Abstract Body (Do not enter title and authors here): Background:
Heart failure with preserved ejection fraction (HFpEF) complicated by chronic kidney disease (CKD) represents a high-risk phenotype with limited therapeutic options. Finerenone, a nonsteroidal mineralocorticoid receptor antagonist, has shown promise in reducing cardiorenal events in CKD, but its role in HFpEF has not been well established.
Objective:
This study aimed to assess the efficacy of finerenone on all-cause mortality, cardiovascular outcomes, and renal function in patients with HFpEF and CKD using real-world data.
Methods:
This retrospective cohort study utilized the TriNetX Global Collaborative Network comprising 148 healthcare organizations.

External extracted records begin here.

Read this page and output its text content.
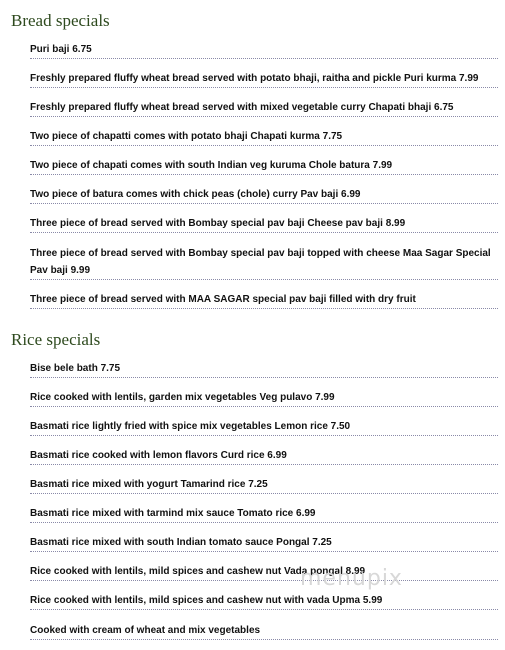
Bread specials
Puri baji 6.75
Freshly prepared fluffy wheat bread served with potato bhaji, raitha and pickle Puri kurma 7.99
Freshly prepared fluffy wheat bread served with mixed vegetable curry Chapati bhaji 6.75
Two piece of chapatti comes with potato bhaji Chapati kurma 7.75
Two piece of chapati comes with south Indian veg kuruma Chole batura 7.99
Two piece of batura comes with chick peas (chole) curry Pav baji 6.99
Three piece of bread served with Bombay special pav baji Cheese pav baji 8.99
Three piece of bread served with Bombay special pav baji topped with cheese Maa Sagar Special Pav baji 9.99
Three piece of bread served with MAA SAGAR special pav baji filled with dry fruit
Rice specials
Bise bele bath 7.75
Rice cooked with lentils, garden mix vegetables Veg pulavo 7.99
Basmati rice lightly fried with spice mix vegetables Lemon rice 7.50
Basmati rice cooked with lemon flavors Curd rice 6.99
Basmati rice mixed with yogurt Tamarind rice 7.25
Basmati rice mixed with tarmind mix sauce Tomato rice 6.99
Basmati rice mixed with south Indian tomato sauce Pongal 7.25
Rice cooked with lentils, mild spices and cashew nut Vada pongal 8.99
Rice cooked with lentils, mild spices and cashew nut with vada Upma 5.99
Cooked with cream of wheat and mix vegetables
menupix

Adults (≥18 years) with HFpEF and CKD were identified from July, 2021 till date and divided into two groups, one of them were treated with finerenone and control group with those not treated with finerenone. 1:1 propensity score matching was done on baseline variables including age, gender, race, types of medication, and comorbidity. Both the cohorts were followed for one year. Primary outcome was all-cause mortality (ACM), while secondary outcomes were heart failure exacerbations (HFE), major adverse cardiovascular events (MACE), and cardiovascular death. Safety endpoints including risk of acute kidney injury (AKI), and hypotension were analyzed. Risk ratio (RR) were used to compare outcomes at a follow up of 1 year.
Results:
After 1:1 PSM, the study cohort comprised 695 patients in both groups. The study population had a mean age of 72 years. PSM analysis at 1 year follow up showed that Finerenone use was associated with significantly lower risk of ACM (RR, 0.29(0.178-0.50); p<0.001), HFE (RR, 0.45(95%CI: 0.27-0.76), p<0.01), CVM (RR, 0.94(95%CI: 0.90-0.99), p=0.01) when compared with control group. However, no significant differences were observed for MACE (RR, 1.32(95%CI: 0.62-2.79), p=0.46), atrial fibrillation/flutter (RR, 0.59(95%CI: 0.28-1.23), p=0.15), ventricular tachycardia (RR, 0.97(95%CI: 0.40-2.31), p=0.94), and ischemic stroke (RR, 0.95(95%CI: 0.40-2.28), p=0.92). The risk of AKI and hypotension were comparable in both the cohorts.
Conclusions:
In a real-world, propensity-matched cohort of HFpEF patients with CKD, finerenone use was associated with significantly improved survival and fewer HF-related events without increasing cardiovascular or renal adverse events. These findings support further exploration of finerenone in HFpEF populations beyond its current indications.